Después de este análisis con respecto al humanismo y sus vestigios, nos
vemos obligados a perfilar de una vez la conclusión de este escrito, que a fin
de cuentas no constituye sino una reivindicación de la filosofía como fenómeno
posible y deseable hoy en día. La justificación de esto la hemos de buscar
observando el contexto social e histórico en que se formula la cuestión, es
decir, en esa época apodada “post-modernidad”, uno de cuyos atributos más
importantes es el preciado individualismo. Y no sólo gusta de nobleza, sino que
es el tesoro más alabado de nuestra sociedad. Si de las humanidades hacemos una
concreción, y ponemos nuestros ojos en lo estrictamente filosófico, descubrimos
que la mejor forma de preservar ese individualismo, incluso de hacerlo más
personal e invulnerable, es ese “amor por la sabiduría”. Porque la filosofía
comparte es carácter accesorio del ser humano, y por ello mismo puede ayudar a
fortalecerlo. Más aún, la filosofía se nos presenta como diamante en bruto,
como valor en sí mismo, porque como todos dicen (y se autocomplacen de hacerlo)

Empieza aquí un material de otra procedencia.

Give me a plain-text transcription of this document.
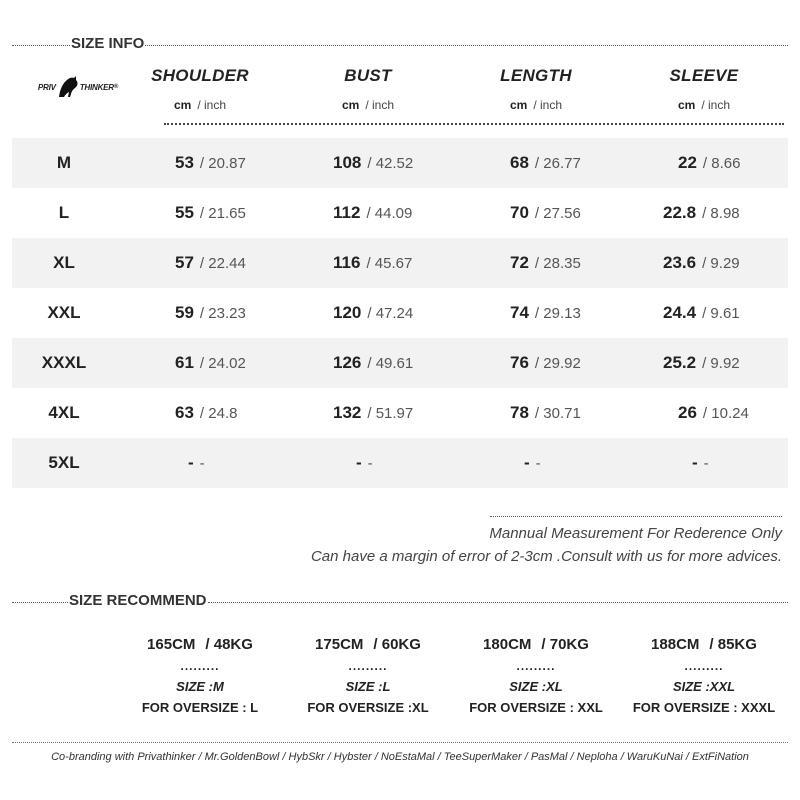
SIZE INFO
PRIV	THINKER ®
SHOULDER
cm / inch
BUST
cm / inch
LENGTH
cm / inch
SLEEVE
cm / inch
M	53 / 20.87	108 / 42.52	68 / 26.77	22 / 8.66
L	55 / 21.65	112 / 44.09	70 / 27.56	22.8 / 8.98
XL	57 / 22.44	116 / 45.67	72 / 28.35	23.6 / 9.29
XXL	59 / 23.23	120 / 47.24	74 / 29.13	24.4 / 9.61
XXXL	61 / 24.02	126 / 49.61	76 / 29.92	25.2 / 9.92
4XL	63 / 24.8	132 / 51.97	78 / 30.71	26 / 10.24
5XL	- -	- -	- -	- -
Mannual Measurement For Rederence Only
Can have a margin of error of 2-3cm .Consult with us for more advices.
SIZE RECOMMEND
165CM / 48KG
.........
SIZE :M
FOR OVERSIZE : L
175CM / 60KG
.........
SIZE :L
FOR OVERSIZE :XL
180CM / 70KG
.........
SIZE :XL
FOR OVERSIZE : XXL
188CM / 85KG
.........
SIZE :XXL
FOR OVERSIZE : XXXL
Co-branding with Privathinker / Mr.GoldenBowl / HybSkr / Hybster / NoEstaMal / TeeSuperMaker / PasMal / Neploha / WaruKuNai / ExtFiNation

la filosofía es inútil, no tiene utilidad. Si presuponemos la utilidad de las
ciencias para el progreso, nos queda que éstas son un medio, mientras que la
filosofía es un fin. Ahora se plantea la pregunta ¿qué es progreso? Y ante la
confusión y sinsentido a que puede llegar una premeditada respuesta
autocomplaciente, yo respondo: el progreso tampoco es un fin en sí mismo,
porque nunca se satisface, ya que todo progreso aspira a algo más. ¿Qué mejor
alago para la filosofía, que se reserva para sí el privilegio de ser un fin
para el hombre, ayudando a hacerlo más reflexivo y menos arbitrario?
[1] Diferenciamos éste del latino, promulgado por Cicerón en la Roma clásica,
del cristiano, del marxista o del transhumanista.
[2] Creo que para comprender con rigurosidad los conceptos, ya sea el concepto
de “historia”, “nación”, “libertad”, lo más adecuado es hacer un análisis
histórico del mismo, porque éste nos dará su origen, su evolución y su papel en
las distintas culturas. Es ésta, evidentemente, una postura deliberadamente
historicista del hombre y de la filosofía. Téngase en cuenta que la definición no
hace justicia a lo que son las cosas; las cosas se mueven, cambian, adoptan
distintas apariencias conservando su esencia, y la única forma de explicar esto
es mediante la descripción realista de ese proceso, mediante verbos, que es la
proverbial palabra del movimiento. Las definiciones abundan en adjetivos, pero
estos son más ilusorios que realistas. Es lo que hace, como dice Escohotado,
cualquier reduccionista o idealista para defender sus tesis.
[3] Esta idea, y algunas otras posteriores como la pervivencia humanista en
nuestros ideas y los consiguientes argumentos, están extraídos del trabajo de
V. Sanfélix, “¿Cabe la filosofía en una cultura humanista”? En J.I. Galparsoro
&X. Insausti (Edts), Pensar la filosofía hoy. Madrid. Plaza y Valdés. 2010.
[4] “Hombre” deriva etimológicamente, aunque no tenga la misma raíz, de la
palabra griega άνθρωπος, que significa “individuo del género humano”. Los
latinos, con los cuales sí compartimos la raíz, la tradujeron por homo sin perjuicio del significado. Por
tanto, quedan fuera de lugar reivindicaciones feministas ante un uso, no sólo
válido, sino justificado históricamente, del lenguaje.